Implications for Legal Practitioners and Businesses
For legal practitioners, the Jan Vishwas Bill is a watershed moment. It necessitates a fundamental re-evaluation of legal strategies for corporate clients. Lawyers must now:
Rethink Risk Assessment: The reduction in criminal liability for minor offenses will change how legal teams assess and mitigate compliance risk. The focus will shift from avoiding criminal prosecution to managing and minimizing financial and administrative penalties.
Adapt to a New Adjudication System: The introduction of Adjudicating Officers means that lawyers will need to develop expertise in administrative law and procedure.
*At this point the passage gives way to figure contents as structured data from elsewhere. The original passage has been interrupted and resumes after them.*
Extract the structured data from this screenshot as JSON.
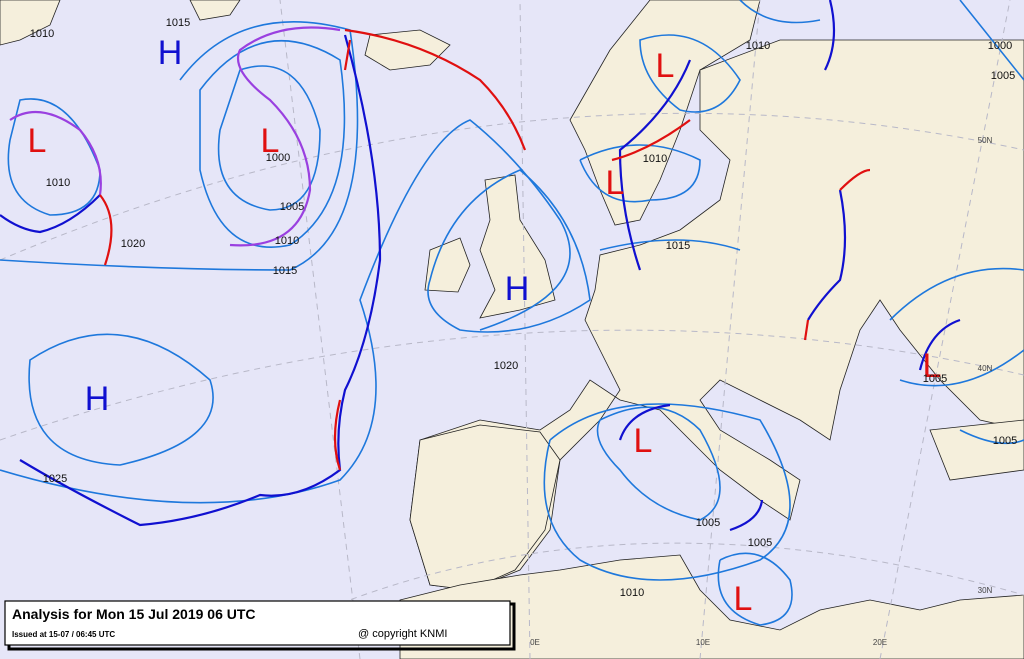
{
  "map": {
    "title": "Analysis for Mon 15 Jul 2019 06 UTC",
    "issued": "Issued at 15-07 / 06:45 UTC",
    "copyright": "@ copyright KNMI",
    "highs": [
      "H",
      "H",
      "H"
    ],
    "lows": [
      "L",
      "L",
      "L",
      "L",
      "L",
      "L",
      "L"
    ],
    "isobar_labels": [
      "1015",
      "1010",
      "1010",
      "1000",
      "1005",
      "1010",
      "1015",
      "1020",
      "1020",
      "1025",
      "1010",
      "1000",
      "1005",
      "1010",
      "1015",
      "1005",
      "1005",
      "1005",
      "1010",
      "1005"
    ],
    "grid_labels": [
      "50N",
      "40N",
      "30N",
      "0E",
      "10E",
      "20E"
    ]
  }
}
The arguments, evidence, and advocacy strategies in these forums will differ from those in traditional court settings.
Advise on Compliance Systems: With the emphasis on trust-based governance, businesses will need robust internal compliance systems to self-regulate and ensure adherence to the new framework. Lawyers will play a key role in designing and implementing these systems to preemptively address potential violations.
Monitor Legislative Changes: The Bill's referral to a Select Committee means that its final form may change. Lawyers must closely track the committee's deliberations to understand the final shape of the law and its full implications for their clients.
In essence, the Jan Vishwas Bill is not just a collection of amendments; it is a statement of policy and intent. It reflects a growing global trend toward rationalizing regulatory frameworks and prioritizing economic growth over rigid, punitive enforcement for minor transgressions. For lawyers and businesses alike, this Bill marks the beginning of a new era of compliance, one that is more focused on trust, proportionality, and administrative efficiency.